For every feature that I rode that was well beyond my comfort zone or perceived ability level, there was someone around who showed belief that I could do it. This sort of company really works for me. Daniel, Paul, Canyon and media crew and the guide were truly incredible to hang out with. Wherever I found something too challenging, the answer wasn’t to skip it, the answer was to learn how to do it.
Saying goodbye to new friends
As you’d expect with most island adventures, ours ended with some sea swimming and paddle-boarding with a wild camp on the beach. Clear blue sky and comfortable water temperature made for longer dips in the water than I imagined. I couldn’t believe my luck for being there. Daniel brought his paddle-boarding party tricks along whilst I floated on my back and immersed myself in that summery vibe.
After a choppy ferry ride where we all came frighteningly close to sea sickness, we bonded over some stories from familiar times. At Genoa, Daniel and I said our goodbyes to everyone as we headed to Milan Airport. Making his flight by a very close cut, Daniel headed back to the Pyrenees. Meanwhile, I crossed security and passport control to find the first pizza-serving place around. With aubergines, cherry tomatoes and pesto, it was as the least-Pizza Hut pizza I’ve ever tasted. That’s all that I was looking for.
When I landed in the UK, I had a 3-hour national express coach ride followed by a 20-minute cab ride waiting for me before I got home.
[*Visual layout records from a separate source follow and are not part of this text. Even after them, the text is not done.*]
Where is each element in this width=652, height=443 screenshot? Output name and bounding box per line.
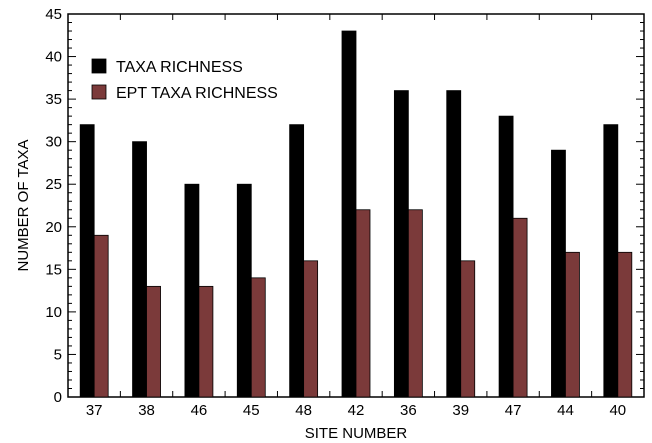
y-tick-labels: 0 5 10 15 20 25 30 35 40 45 xyxy=(45,6,62,406)
x-ticks xyxy=(119,14,593,397)
x-tick-label: 48 xyxy=(295,402,312,419)
bar-ept-taxa-richness-48 xyxy=(303,260,319,398)
y-tick-label: 45 xyxy=(45,6,62,23)
x-tick-label: 42 xyxy=(348,402,365,419)
x-axis-title: SITE NUMBER xyxy=(305,425,408,442)
x-tick-label: 46 xyxy=(191,402,208,419)
bar-ept-taxa-richness-44 xyxy=(565,251,580,398)
bar-taxa-richness-46 xyxy=(184,183,200,398)
x-tick-label: 38 xyxy=(138,402,155,419)
x-tick-labels: 37 38 46 45 48 42 36 39 47 44 40 xyxy=(86,402,626,419)
bar-ept-taxa-richness-47 xyxy=(512,217,528,398)
bar-taxa-richness-36 xyxy=(393,90,409,398)
x-tick-label: 47 xyxy=(505,402,522,419)
y-tick-label: 30 xyxy=(45,134,62,151)
bar-taxa-richness-44 xyxy=(551,149,566,398)
y-tick-label: 5 xyxy=(54,346,62,363)
bar-ept-taxa-richness-40 xyxy=(617,251,633,398)
minor-ticks xyxy=(68,22,644,389)
bar-taxa-richness-48 xyxy=(289,124,305,398)
bar-ept-taxa-richness-46 xyxy=(198,285,214,398)
bar-taxa-richness-37 xyxy=(79,124,95,398)
bar-ept-taxa-richness-39 xyxy=(460,260,476,398)
bar-ept-taxa-richness-45 xyxy=(250,277,266,398)
x-tick-label: 40 xyxy=(609,402,626,419)
y-tick-label: 20 xyxy=(45,219,62,236)
legend-swatch-taxa-richness xyxy=(91,58,107,74)
bar-ept-taxa-richness-36 xyxy=(407,209,423,398)
major-ticks xyxy=(68,13,644,398)
y-tick-label: 0 xyxy=(54,389,62,406)
legend-label-taxa-richness: TAXA RICHNESS xyxy=(116,59,243,76)
y-tick-label: 40 xyxy=(45,49,62,66)
bars xyxy=(79,30,633,398)
y-tick-label: 15 xyxy=(45,261,62,278)
bar-taxa-richness-38 xyxy=(132,141,147,398)
legend: TAXA RICHNESS EPT TAXA RICHNESS xyxy=(91,58,278,102)
y-tick-label: 25 xyxy=(45,176,62,193)
bar-ept-taxa-richness-37 xyxy=(93,234,109,398)
y-tick-label: 10 xyxy=(45,304,62,321)
bar-ept-taxa-richness-42 xyxy=(355,209,371,398)
x-tick-label: 45 xyxy=(243,402,260,419)
legend-label-ept-taxa-richness: EPT TAXA RICHNESS xyxy=(116,85,278,102)
bar-taxa-richness-45 xyxy=(236,183,252,398)
x-tick-label: 36 xyxy=(400,402,417,419)
legend-swatch-ept-taxa-richness xyxy=(91,84,107,100)
bar-taxa-richness-47 xyxy=(498,115,514,398)
bar-taxa-richness-39 xyxy=(446,90,462,398)
plot-area xyxy=(67,13,645,398)
y-axis-title: NUMBER OF TAXA xyxy=(15,140,32,272)
bar-taxa-richness-42 xyxy=(341,30,357,398)
bar-ept-taxa-richness-38 xyxy=(146,285,161,398)
bar-taxa-richness-40 xyxy=(603,124,619,398)
x-tick-label: 39 xyxy=(452,402,469,419)
y-tick-label: 35 xyxy=(45,91,62,108)
x-tick-label: 44 xyxy=(557,402,574,419)
x-tick-label: 37 xyxy=(86,402,103,419)
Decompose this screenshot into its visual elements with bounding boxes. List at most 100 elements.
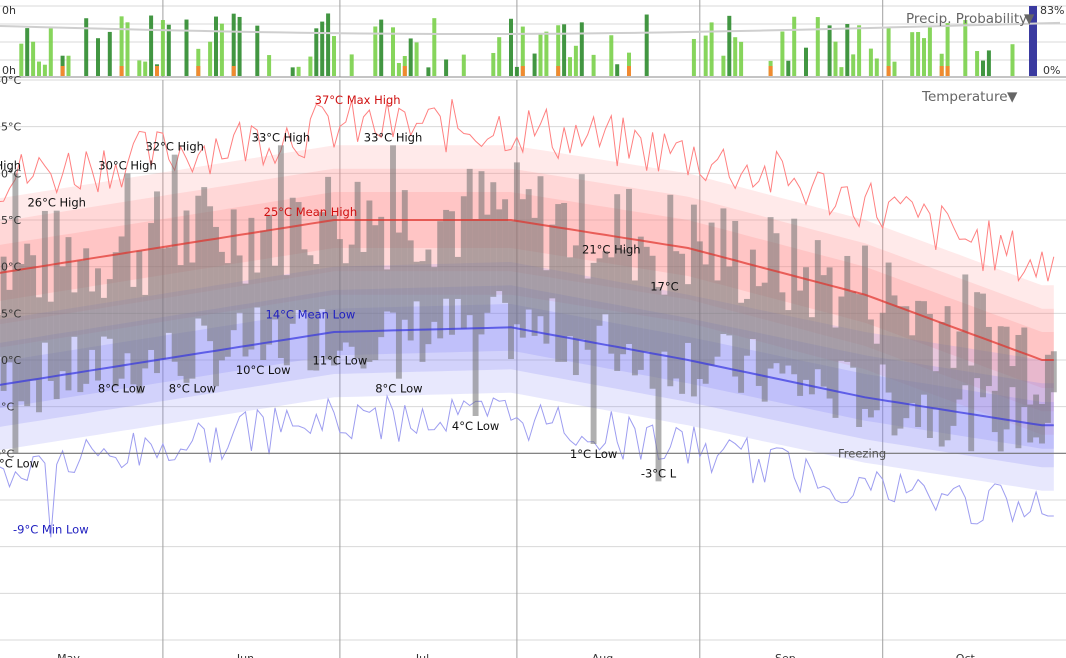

On arrival at 3AM, I found flowers on the kitchen counter, a tea bag inside a cup and a message on the whiteboard. Welcome home V!
I had a hell of an adventure, as promised. I am now back home with a higher-than-ever-before hype for mountain biking adventures and full-suspension mountain bikes. It well and truly was a great escape.
About the author
Vedangi Kulkarni was born in India in 1998 and currently lives in the UK. She’s an adventure traveller, endurance athlete, public speaker, writer, expedition manager and a business owner. In 2018, she rode 29,000km around the world in 160 days, mostly solo and unsupported, at the age of 19/20, becoming the youngest woman to circumnavigate the globe on bike. When she’s not riding her bike or floating on her back in some body of water, you can find her reading non-fiction books (mostly philosophical, nature writing or reflective adventure stories) or surfing the web about anything and everything related to the Arctic.